1818 pra 1984 com pitadas de 1964

Passei meu TCC todo criticando a subnotificação de reação adversa de um dado medicamento. Quando entrei na residência, minha saga continuou e em mais de um projeto teórico-prático, fiz a mesma crítica. 
Quem estudou epidemiologia um dia na vida sabe: sem notificação de dados, sem registro, não é possível tomar medidas de precaução pra evitar tragédias em saúde pública. 
Esse é o objetivo do governo vigente. Se a curva de contágio magicamente começa a declinar, olha só que bom!, podemos voltar ao normal como vários outros países. Financiar hospital de campanha? Pra que? O número de mortes caiu! Quarentena, isolamento social, auxílio emergencial? Eles que lutem, que vão trabalhar! 
A "gripezinha" que até domingo passado matava 1300 pessoas por contagem diária, desde ontem mata "só" 500. 
Sabe quando a gente fazia conta na prova de matemática e achava o resultado estranho e pensava "devo estar fazendo essa conta errada, vou tentar de outro jeito."? É isso. 
A diferença é que esse "outro jeito" tá errado e é proposital.
Há umas semanas eu debati com um colega de profissão que reclamou da forma como os dados eram divulgados no balanço diário do MS porque os números  daquele dia não tinham sido só de mortes da véspera, mas todas as confirmações das vésperas, contados naquele dia. E eu disse que ele nunca ia ver noticiado o que ele achava "justo", que era as mortes que de fato ocorreram nas últimas 24h (ao invés da última contagem das 24h) porque isso era impraticável, já que o resultado do exame às vezes demora muito. 

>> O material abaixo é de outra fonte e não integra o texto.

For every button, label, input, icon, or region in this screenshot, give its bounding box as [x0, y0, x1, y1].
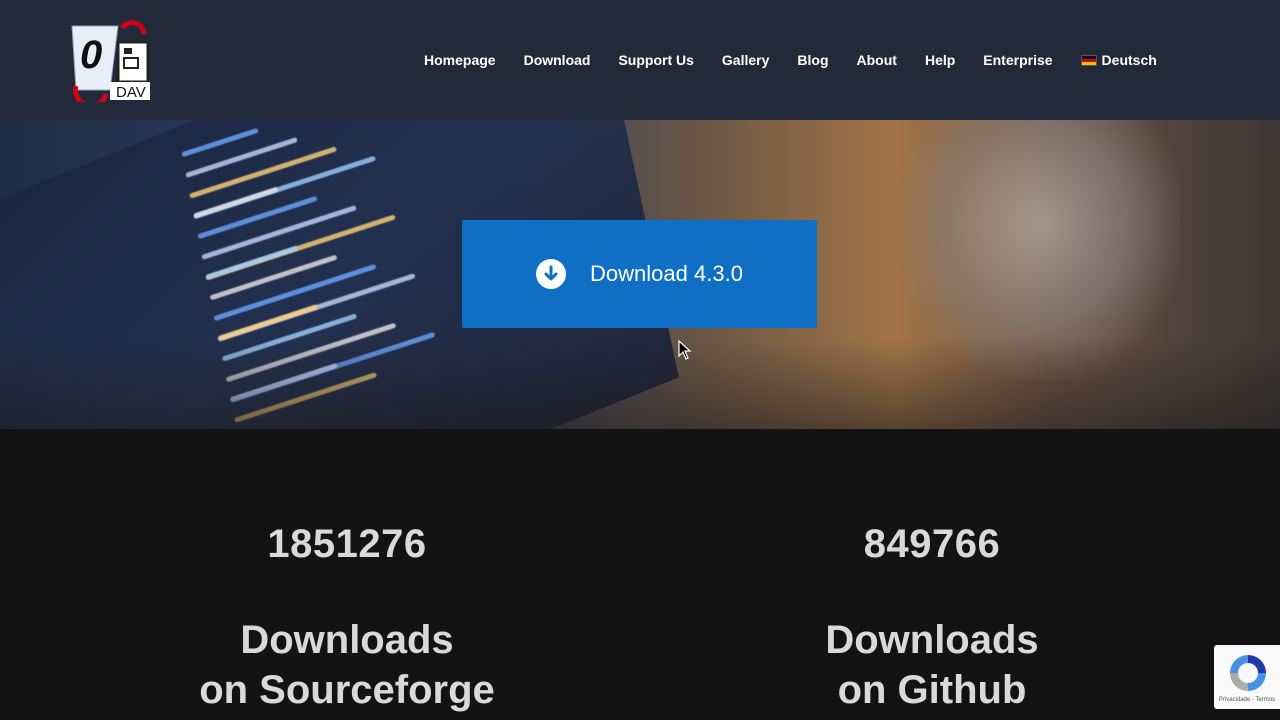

Errada estava eu. Agora é isso: se você morre hoje e o resultado do seu exame não sai hoje, você não entra pra contagem. Não tem como analisar tanto exame nos poucos laboratórios disponíveis pra isso no mesmo dia. E o MS sabe. 
Essa é a forma mais inteligente de esconder os dados: a notificação por parte das secretarias municipais e estaduais existe, mas o MS não registra nem divulga se ela não se encaixar nesse parâmetro absurdo. 
Tudo que eu acho do Bolsonaro hoje eu já achava na época que ele era meme do CQC. Em 2018 eu tinha medo de viver uma ditadura no governo dele. Em 2019, eu fiquei dando risada das imbecilidades psicóticas dos ministros e dele. Parei de ter medo e passei a ter só ódio. 
Mas a ingênua fui eu: em tempos de pós-verdade, eu não deveria esperar uma ditadura no nível de 1964. 
Volto, então e sempre, pro visionário George Orwell que no livro 1984 trouxe como fantasia distópica o que estamos vivendo hoje, agorinha, em 2020: a manipulação de dados nos veículos de informação como forma de controlar e manipular o povo, que não se revolta porque não entende o que está acontecendo, afinal, o governo está sempre certo nas notícias. Aceita, agradece, idolatra e luta em prol do Grande Irmão, esse ente do Estado que protege a todos dos malfeitores que querem distruir essa sociedade maravilhosa, em que não existe nada de ruim. "Guerra é paz. Liberdade é escravidão. Ignorância é força" – esse é o lema do Grande Irmão. 
Voltei a ter medo do Bolsonaro: não de perseguição política com milico na rua, mas de ocultação de dados, de mortes, enfim, da realidade caótica da pandemia. Bolsonaro lava as mãos com sangue contaminado de Sars-Cov-2. E há ainda muita gente aplaudindo o Grande Irmão.